What a mad dash that was!
It was my sisters wedding day yesterday, and I say yesterday as I left straight from the reception to catch the London flight with monkey at 2am.
I am writing this as we wait on the plane to take off on our brand new adventure and apparently with a cold. Joy.
A couple of months ago I made a decision that will either determine my next role n life or be my next failed experiment at a new start.
Obviously I hope for the latter.
I should maybe start from the beginning, or at least a little while back in Order to explain my current location.
I spent 2 years in New York City on a fashion design course and upon graduation I was offered an incredible opportunity to take a post in an events production company. I declined.
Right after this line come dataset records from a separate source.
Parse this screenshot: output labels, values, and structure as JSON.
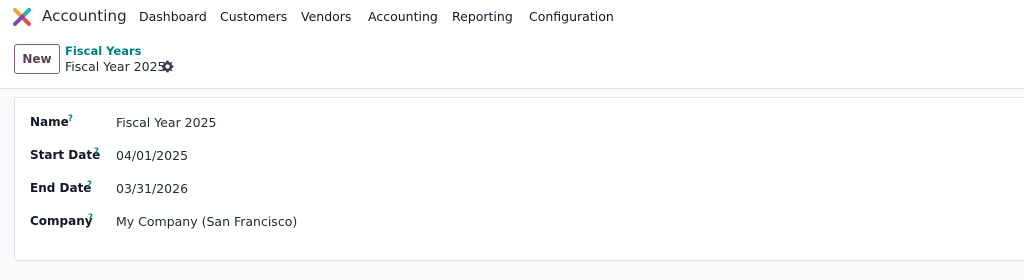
{
  "app": {
    "name": "Accounting",
    "logo_icon": "accounting-app-icon"
  },
  "menu": [
    "Dashboard",
    "Customers",
    "Vendors",
    "Accounting",
    "Reporting",
    "Configuration"
  ],
  "control_panel": {
    "new_label": "New",
    "breadcrumb_parent": "Fiscal Years",
    "breadcrumb_current": "Fiscal Year 2025",
    "settings_icon": "gear-icon"
  },
  "form": {
    "help_mark": "?",
    "fields": [
      {
        "label": "Name",
        "value": "Fiscal Year 2025"
      },
      {
        "label": "Start Date",
        "value": "04/01/2025"
      },
      {
        "label": "End Date",
        "value": "03/31/2026"
      },
      {
        "label": "Company",
        "value": "My Company (San Francisco)"
      }
    ]
  },
  "colors": {
    "link": "#017e84",
    "primary_border": "#8a5a7a",
    "page_background": "#f9fafb"
  }
}
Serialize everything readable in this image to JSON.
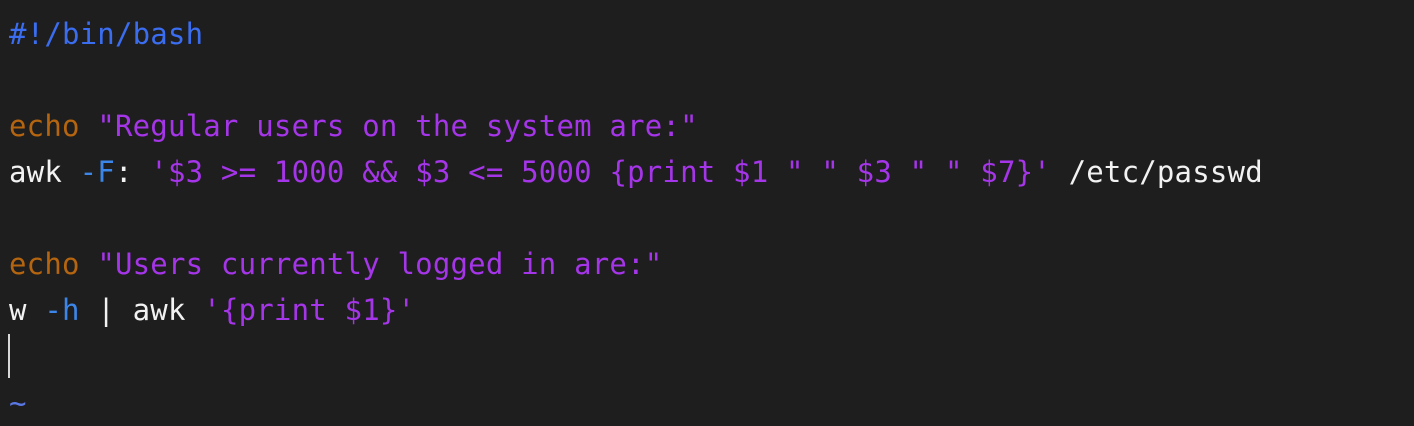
{
  "colors": {
    "background": "#1e1e1e",
    "shebang": "#3b6df0",
    "keyword": "#b5650f",
    "string": "#a535e8",
    "flag": "#3b86e8",
    "plain": "#f2f2f2",
    "tilde": "#5a78e6"
  },
  "lines": [
    {
      "tokens": [
        {
          "text": "#!/bin/bash",
          "kind": "shebang"
        }
      ]
    },
    {
      "tokens": [
        {
          "text": "echo",
          "kind": "keyword"
        },
        {
          "text": " ",
          "kind": "plain"
        },
        {
          "text": "\"Regular users on the system are:\"",
          "kind": "string"
        }
      ]
    },
    {
      "tokens": [
        {
          "text": "awk ",
          "kind": "plain"
        },
        {
          "text": "-F",
          "kind": "flag"
        },
        {
          "text": ": ",
          "kind": "plain"
        },
        {
          "text": "'$3 >= 1000 && $3 <= 5000 {print $1 \" \" $3 \" \" $7}'",
          "kind": "string"
        },
        {
          "text": " /etc/passwd",
          "kind": "plain"
        }
      ]
    },
    {
      "tokens": [
        {
          "text": "echo",
          "kind": "keyword"
        },
        {
          "text": " ",
          "kind": "plain"
        },
        {
          "text": "\"Users currently logged in are:\"",
          "kind": "string"
        }
      ]
    },
    {
      "tokens": [
        {
          "text": "w ",
          "kind": "plain"
        },
        {
          "text": "-h",
          "kind": "flag"
        },
        {
          "text": " | awk ",
          "kind": "plain"
        },
        {
          "text": "'{print $1}'",
          "kind": "string"
        }
      ]
    }
  ],
  "empty_line_marker": "~"
}
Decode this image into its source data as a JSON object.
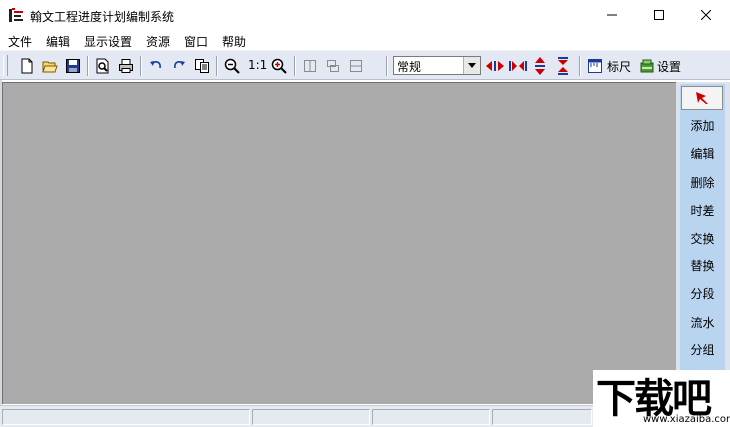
{
  "window": {
    "title": "翰文工程进度计划编制系统",
    "icon": "app-logo-icon",
    "controls": [
      "minimize-icon",
      "maximize-icon",
      "close-icon"
    ]
  },
  "menu": [
    {
      "label": "文件"
    },
    {
      "label": "编辑"
    },
    {
      "label": "显示设置"
    },
    {
      "label": "资源"
    },
    {
      "label": "窗口"
    },
    {
      "label": "帮助"
    }
  ],
  "toolbar": {
    "zoom_1to1_label": "1:1",
    "view_select_value": "常规",
    "ruler_label": "标尺",
    "settings_label": "设置",
    "icons": [
      "new-file-icon",
      "open-folder-icon",
      "save-icon",
      "print-preview-icon",
      "print-icon",
      "undo-icon",
      "redo-icon",
      "copy-icon",
      "zoom-out-icon",
      "zoom-in-icon",
      "layout-split-icon",
      "layout-cascade-icon",
      "layout-stack-icon",
      "expand-horizontal-icon",
      "collapse-horizontal-icon",
      "expand-vertical-icon",
      "collapse-vertical-icon",
      "ruler-icon",
      "settings-icon"
    ]
  },
  "side_panel": {
    "pointer": "pointer-arrow-icon",
    "buttons": [
      {
        "label": "添加"
      },
      {
        "label": "编辑"
      },
      {
        "label": "删除"
      },
      {
        "label": "时差"
      },
      {
        "label": "交换"
      },
      {
        "label": "替换"
      },
      {
        "label": "分段"
      },
      {
        "label": "流水"
      },
      {
        "label": "分组"
      }
    ]
  },
  "watermark": {
    "text": "下载吧",
    "subtext": "www.xiazaiba.com"
  },
  "colors": {
    "workspace": "#ababab",
    "toolbar": "#e3e8f2",
    "side_panel": "#b9d4ef",
    "pointer_arrow": "#cc0000"
  }
}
I wasn't crazy and I do not regret my decision in the slightest, but I needed to head back to the UAE in order to be closer to someone I was and still am deeply in love with. We have been together 7 years and I have loved every single weird and wonderful moment of it. The long distance from NYC to Abu Dhabi definitely tested our relationship. Neither of us know just how we did it but I can admit that I learned how NOT to do a long distance relationship.
A. Do not doubt or mistrust - yes they are a very long way away but stop convincing yourself that he/she is being unfaithful just because they have to leave the conversation early on msn or Skype.
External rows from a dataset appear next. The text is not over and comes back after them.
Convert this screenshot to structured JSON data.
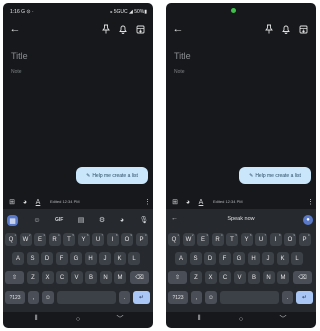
{
  "left": {
    "status": {
      "time": "1:16",
      "left_icons": "G ⊙ ·",
      "right": "⁎ 5GUC ◢ 50%▮"
    },
    "header": {
      "back_icon": "arrow-left-icon",
      "pin_icon": "pin-icon",
      "bell_icon": "bell-icon",
      "archive_icon": "archive-icon"
    },
    "editor": {
      "title_placeholder": "Title",
      "note_placeholder": "Note"
    },
    "suggestion_chip": {
      "label": "Help me create a list"
    },
    "edit_toolbar": {
      "edited": "Edited 12:34 PM"
    },
    "keyboard_toolbar": {
      "gif": "GIF"
    },
    "keys": {
      "row1": [
        "Q",
        "W",
        "E",
        "R",
        "T",
        "Y",
        "U",
        "I",
        "O",
        "P"
      ],
      "row1_sup": [
        "1",
        "2",
        "3",
        "4",
        "5",
        "6",
        "7",
        "8",
        "9",
        "0"
      ],
      "row2": [
        "A",
        "S",
        "D",
        "F",
        "G",
        "H",
        "J",
        "K",
        "L"
      ],
      "row3": [
        "Z",
        "X",
        "C",
        "V",
        "B",
        "N",
        "M"
      ],
      "sym": "?123",
      "comma": ",",
      "period": "."
    }
  },
  "right": {
    "header": {
      "back_icon": "arrow-left-icon",
      "pin_icon": "pin-icon",
      "bell_icon": "bell-icon",
      "archive_icon": "archive-icon"
    },
    "editor": {
      "title_placeholder": "Title",
      "note_placeholder": "Note"
    },
    "suggestion_chip": {
      "label": "Help me create a list"
    },
    "edit_toolbar": {
      "edited": "Edited 12:34 PM"
    },
    "voice": {
      "speak_now": "Speak now"
    },
    "keys": {
      "row1": [
        "Q",
        "W",
        "E",
        "R",
        "T",
        "Y",
        "U",
        "I",
        "O",
        "P"
      ],
      "row1_sup": [
        "1",
        "2",
        "3",
        "4",
        "5",
        "6",
        "7",
        "8",
        "9",
        "0"
      ],
      "row2": [
        "A",
        "S",
        "D",
        "F",
        "G",
        "H",
        "J",
        "K",
        "L"
      ],
      "row3": [
        "Z",
        "X",
        "C",
        "V",
        "B",
        "N",
        "M"
      ],
      "sym": "?123",
      "comma": ",",
      "period": "."
    }
  },
  "colors": {
    "background": "#16181c",
    "keyboard": "#26292e",
    "key": "#3c4047",
    "accent": "#5a79c8",
    "chip": "#c9e6fb"
  }
}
B. Do not overshadow or smother one another - as much as you need to show your commitment and strength and involve your partner In how many birds you saw that day.
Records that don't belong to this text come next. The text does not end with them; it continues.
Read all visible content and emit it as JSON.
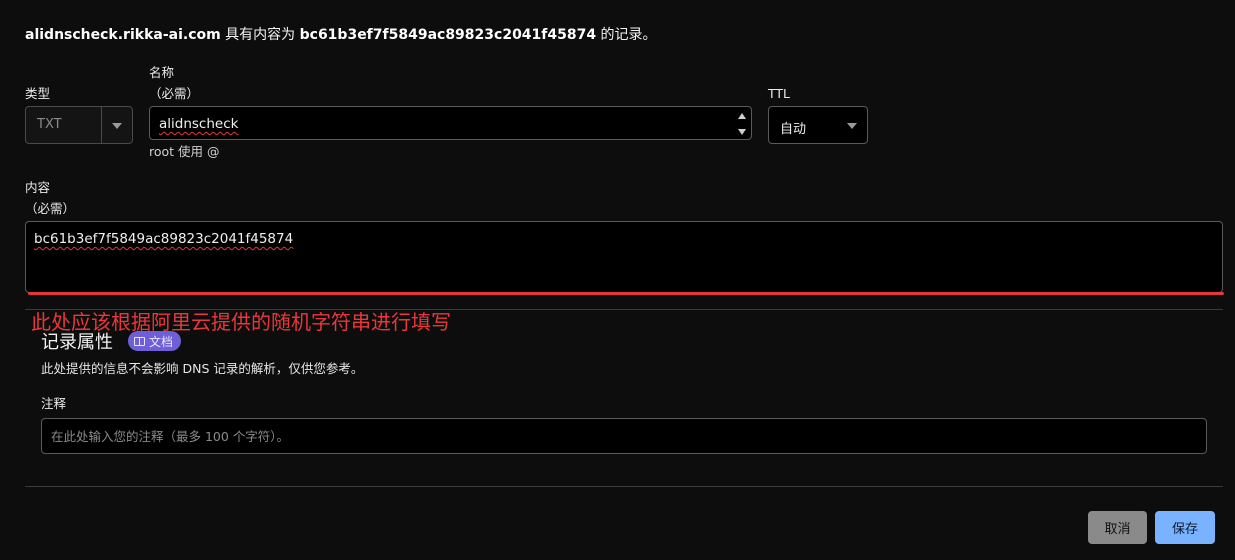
{
  "header": {
    "domain": "alidnscheck.rikka-ai.com",
    "middle": " 具有内容为 ",
    "record_value": "bc61b3ef7f5849ac89823c2041f45874",
    "suffix": " 的记录。"
  },
  "form": {
    "type": {
      "label": "类型",
      "value": "TXT"
    },
    "name": {
      "label": "名称",
      "required": "（必需）",
      "value": "alidnscheck",
      "hint": "root 使用 @"
    },
    "ttl": {
      "label": "TTL",
      "value": "自动"
    },
    "content": {
      "label": "内容",
      "required": "（必需）",
      "value": "bc61b3ef7f5849ac89823c2041f45874"
    }
  },
  "annotation": {
    "text": "此处应该根据阿里云提供的随机字符串进行填写",
    "color": "#e8383b"
  },
  "record_attributes": {
    "title": "记录属性",
    "doc_badge": "文档",
    "description": "此处提供的信息不会影响 DNS 记录的解析，仅供您参考。",
    "comment_label": "注释",
    "comment_placeholder": "在此处输入您的注释（最多 100 个字符）。"
  },
  "actions": {
    "cancel": "取消",
    "save": "保存"
  },
  "colors": {
    "accent_button": "#79b2ff",
    "badge": "#6e5fd8",
    "background": "#0d0d0d"
  }
}
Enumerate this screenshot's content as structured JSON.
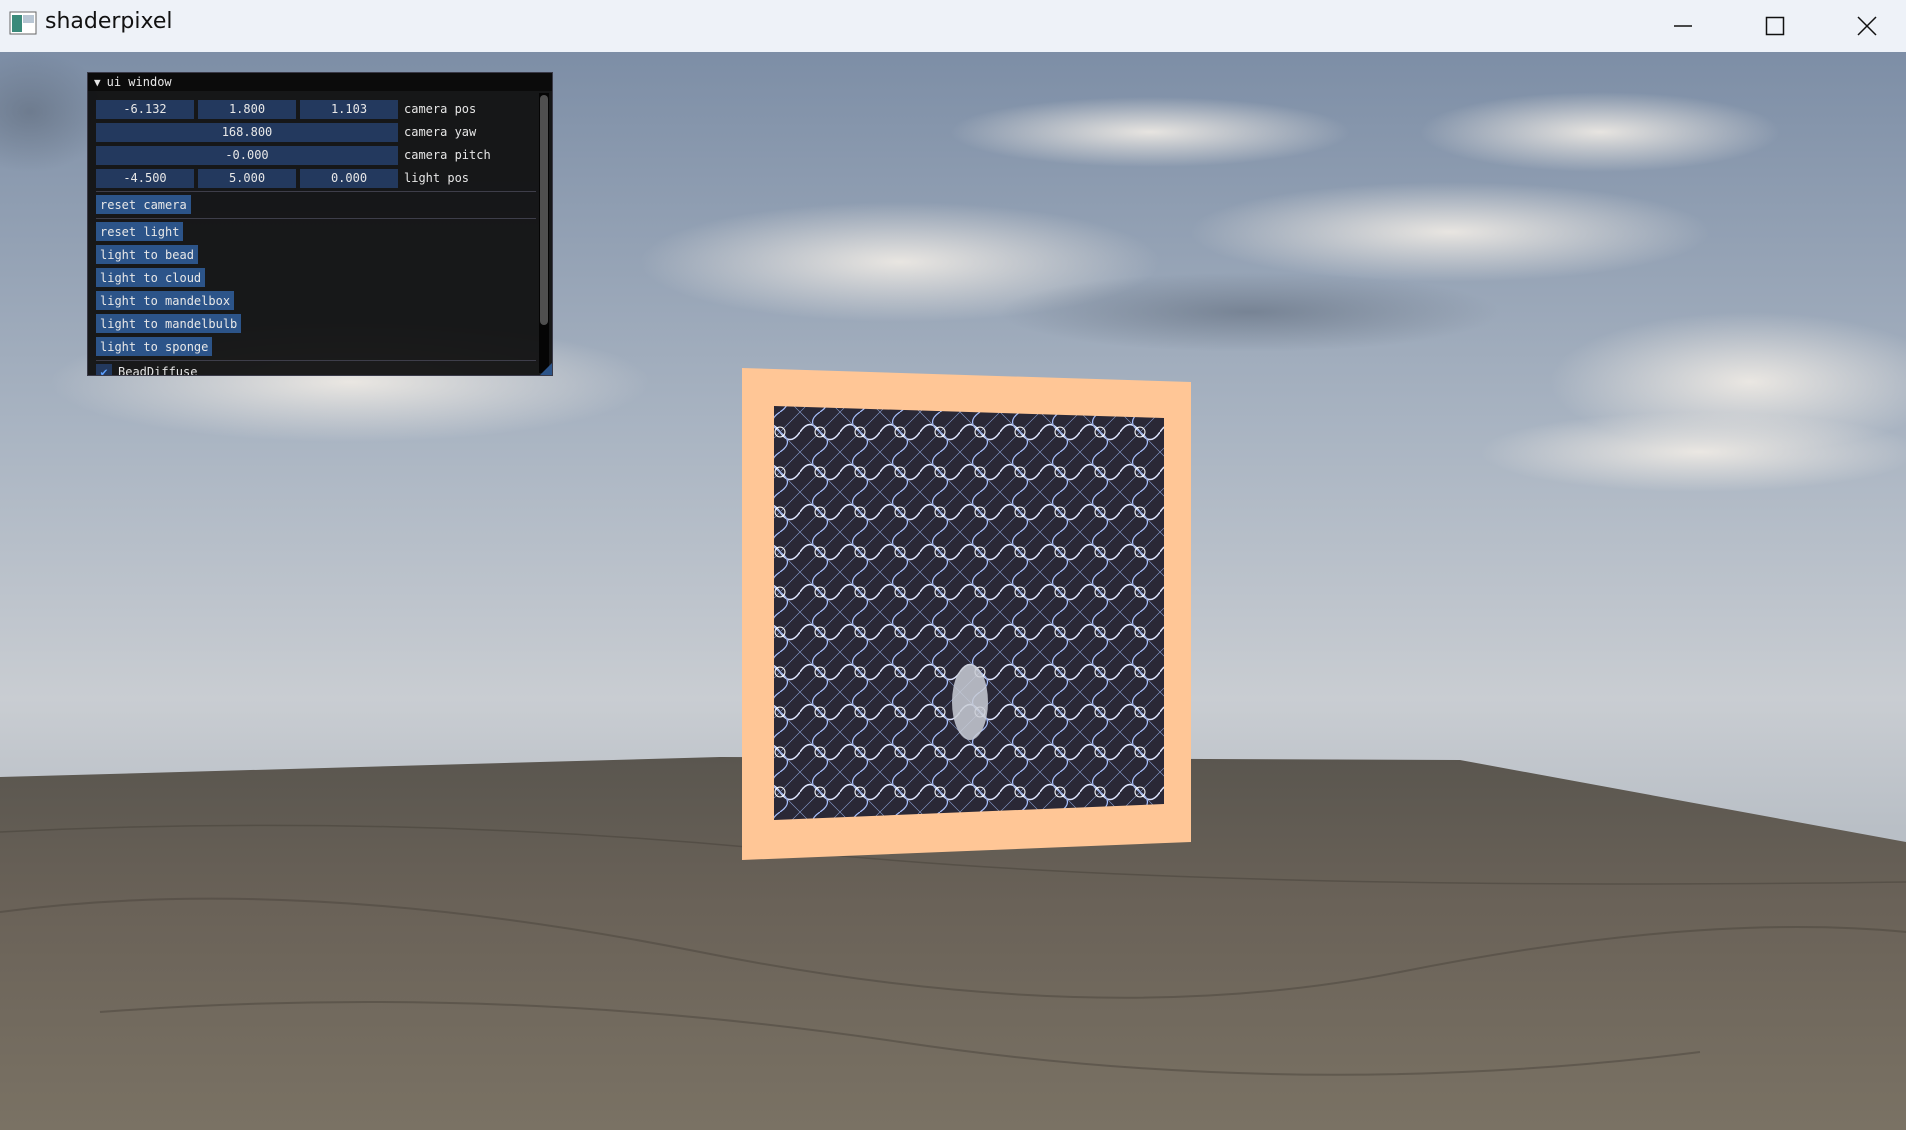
{
  "window": {
    "title": "shaderpixel",
    "controls": {
      "minimize": "minimize-icon",
      "maximize": "maximize-icon",
      "close": "close-icon"
    }
  },
  "ui_window": {
    "title": "ui window",
    "camera_pos": {
      "label": "camera pos",
      "values": [
        "-6.132",
        "1.800",
        "1.103"
      ]
    },
    "camera_yaw": {
      "label": "camera yaw",
      "value": "168.800"
    },
    "camera_pitch": {
      "label": "camera pitch",
      "value": "-0.000"
    },
    "light_pos": {
      "label": "light pos",
      "values": [
        "-4.500",
        "5.000",
        "0.000"
      ]
    },
    "buttons": {
      "reset_camera": "reset camera",
      "reset_light": "reset light",
      "light_to_bead": "light to bead",
      "light_to_cloud": "light to cloud",
      "light_to_mandelbox": "light to mandelbox",
      "light_to_mandelbulb": "light to mandelbulb",
      "light_to_sponge": "light to sponge"
    },
    "checkbox": {
      "label": "BeadDiffuse",
      "checked": true
    }
  },
  "colors": {
    "frame": "#ffc696",
    "button": "#2c5489",
    "field": "#23395e"
  }
}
C. Never waste the opportunity you grant yourself - I was in NYC! A fast paced city full of amazing people and experiences, learn and grow don't hide and sink.
Once I returned to the UAE I began a job search. And with the very little design experience I had obtained I found it disheartening as to how little there was available to me. And so I applied to work in a modeling and events company. Got the job! And spent almost a year pouring my heart into a job that paid VERY little (a lot if you have not worked before!) and spent that time driving up and down between Abu Dhabi in order to prove myself. I ended up losing that job, not because of my work, but due to the company losing funds.
I was lost once again.
My dad offered me a job in his recruitment company, I took it. Good pay, safe visa options and a very good team to work with. 18 months later, I felt stuck. I was working to live, and was not really doing much of that living part. I felt unmotivated and depressed but at the same time I was very much respected in the company.
I made the final decision to leave. And just before I made it official monkey and I spent a few days discussing the options I had.
I missed fashion, that much was true. I had lost my creative ability and disappointed myself when I attempted to draw.
We debated the states or Asia, but the best option I found was London. Central Saint Martins and London College of Fashion offer short courses lasting about 9 to 10 weeks. Illustration to design, jewelry to hats!
The choices astounded me.
I signed myself up!
Illustration for jewelery
Intro to Fashion
Footwear design
Fashion styling
Yep! It felt right.
I even researched singing and dance classes. If I was going to do this I wanted to make sure that each moment counted.
Monkey decided to come to! The music circuit in the UAE grew stale, and it was time for a reboot for both of us.
And so here we are : ) sitting on a plane ready to fly back to good old blighty!
I know it's a risk, but I knew that something needed to change and that something was hidden within me running around in confused circles attempting to find that light at the end of the tunnel.
I am extremely nervous though. I start on Tuesday and I have still not bought all of my supplies!
Writing this blog was one of the promises I made to myself, to document and experience and share.